The Roots Bury the Leader
Rising Down's nuanced dystopia threatens to overwhelm the guy at its center
by Harry Allen
April 29th, 2008 12:00 AM
The first couple of times I listened to Rising Down, the Roots' ninth (!) album, I couldn't stop wondering if this was actually their last contractual release for Def Jam. There's a longstanding tradition of artists using albums to douse legal obligations, tossing them together from the odds 'n' ends they have lying around. Remember everything Prince was putting out right before unshackling himself from Warner Bros.? Even Marvin Gaye once paid alimony with the proceeds from a confusing work he bitingly titled Here, My Dear, though today many consider it one of his most probing and poignant recordings. I was kind of seeing Rising Down that way—sort of a big, directionless mess—until I did something really simple: I put on headphones. I just wanted to hear it a bit more intimately. It made all the difference.
What became blatant were the nuances of the Roots' dystopia; the rather painterly way they use sound, in the compositional modes that hip-hop affords, to render a world not only under duress, but, in fact, permanently diseased: Dhalgren on wax. There's no If we all just hold on moment here. That's not surprising, with Rising Down coming from native sons of the nation's most violent large city, Philadelphia, ironically the Greek word for "brotherly love."
"Get Busy," the first single, burns like the bombing of MOVE headquarters, mating a weighty kick-and-snare to a morbid chorus of fuzzy synth drones. "My squad half-Mandrill, half-Mandela," rapper Black Thought intones. "My band 'bout 70 strong, just like Fela." Coupled with guest lyrical maestros Dice Raw ("I'm half-dead/Never felt more alive"; "I'm kinda W.E.B. DuBois meets Heavy D & the Boyz") and the reedy Peedi Crack, the whole fest bristles with the nervous energy of riot control on dust. "Criminal" blends weightless guitar chords into an unending, sun-dappled tapestry, while an aching, ethereal vocal, sung by Kevin Hanson, winds the chorus—"Monday they predict the storm/Tuesday they predict the bang/Wednesday they cover the crash"—round and round your brain like your memory of that girl you spent a weekend with in some wooded place, and that you still can't forget.
In fact, what's really obvious from the album, if it wasn't already, is the degree to which the Roots express the personal vision of Ahmir "?uestlove" Thompson, the band's meticulous drummer and de facto leader. The production style displays unique shadings and shifts in sound, suggesting an attention to sonic detail emblematic of a drummer with the deep musical (especially jazz-related) knowledge that ?uestlove owns.

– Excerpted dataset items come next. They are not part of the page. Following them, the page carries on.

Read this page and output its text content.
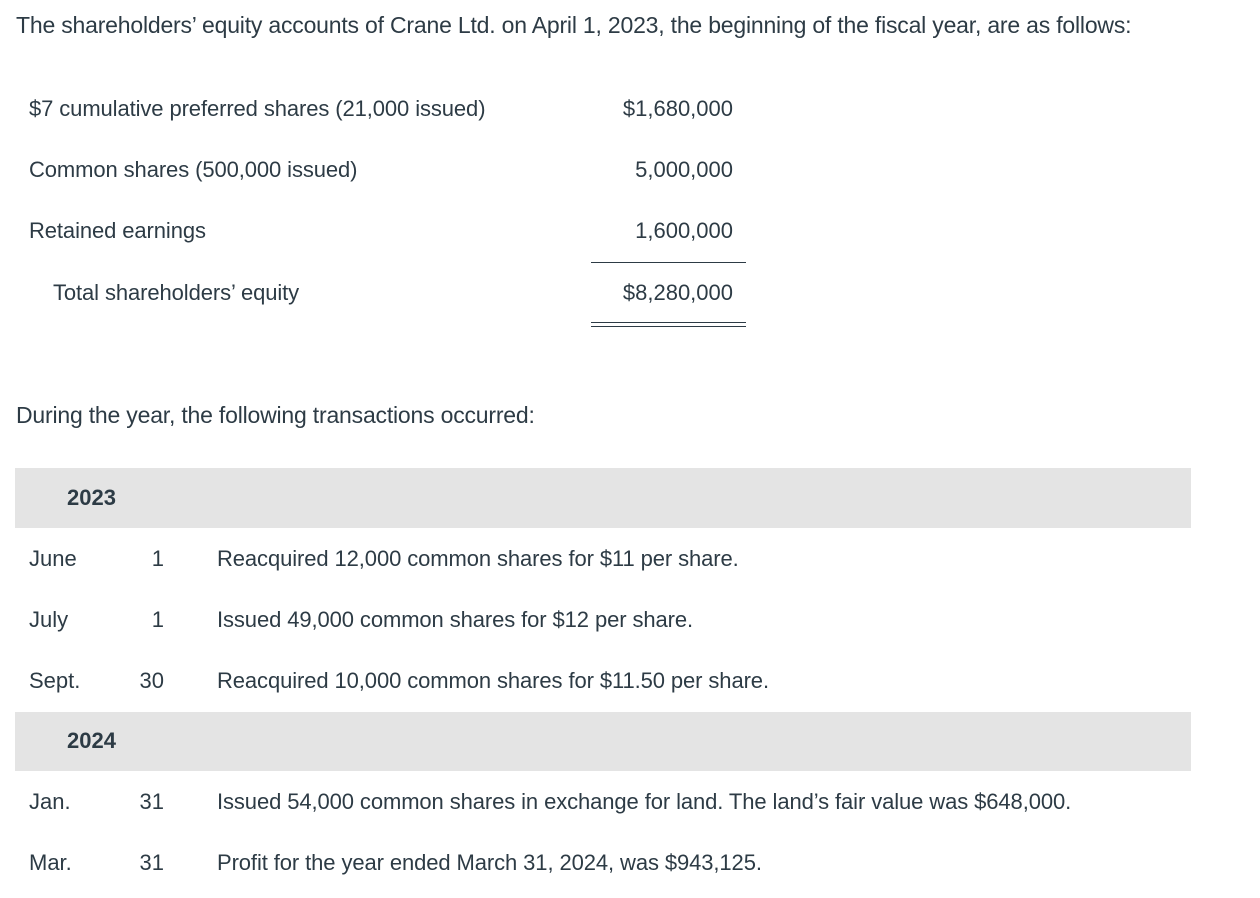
The shareholders’ equity accounts of Crane Ltd. on April 1, 2023, the beginning of the fiscal year, are as follows:
$7 cumulative preferred shares (21,000 issued)	$1,680,000
Common shares (500,000 issued)	5,000,000
Retained earnings	1,600,000
Total shareholders’ equity	$8,280,000
During the year, the following transactions occurred:
2023
June	1 Reacquired 12,000 common shares for $11 per share.
July	1 Issued 49,000 common shares for $12 per share.
Sept.	30 Reacquired 10,000 common shares for $11.50 per share.
2024
Jan.	31 Issued 54,000 common shares in exchange for land. The land’s fair value was $648,000.
Mar.	31 Profit for the year ended March 31, 2024, was $943,125.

But this may also sustain the most oft-heard complaint against the Roots: the seeming inability of their lead vocalist, Black Thought, to unfailingly deliver "hip-hop quotables": sweet, mind-curving, track-rewind-compelling couplets that Dice Raw provides here. Is zealous love for the track submerging the band's vocalist? When producing Public Enemy, Hank Shocklee swore by the importance of putting the rapper front and center in the mix, of not burying him. "Rap is a contact sport," he'd say. Doing otherwise is like running a defense while running away—choosing fight and flight. And as the title of this album affirms, you can't have it both ways.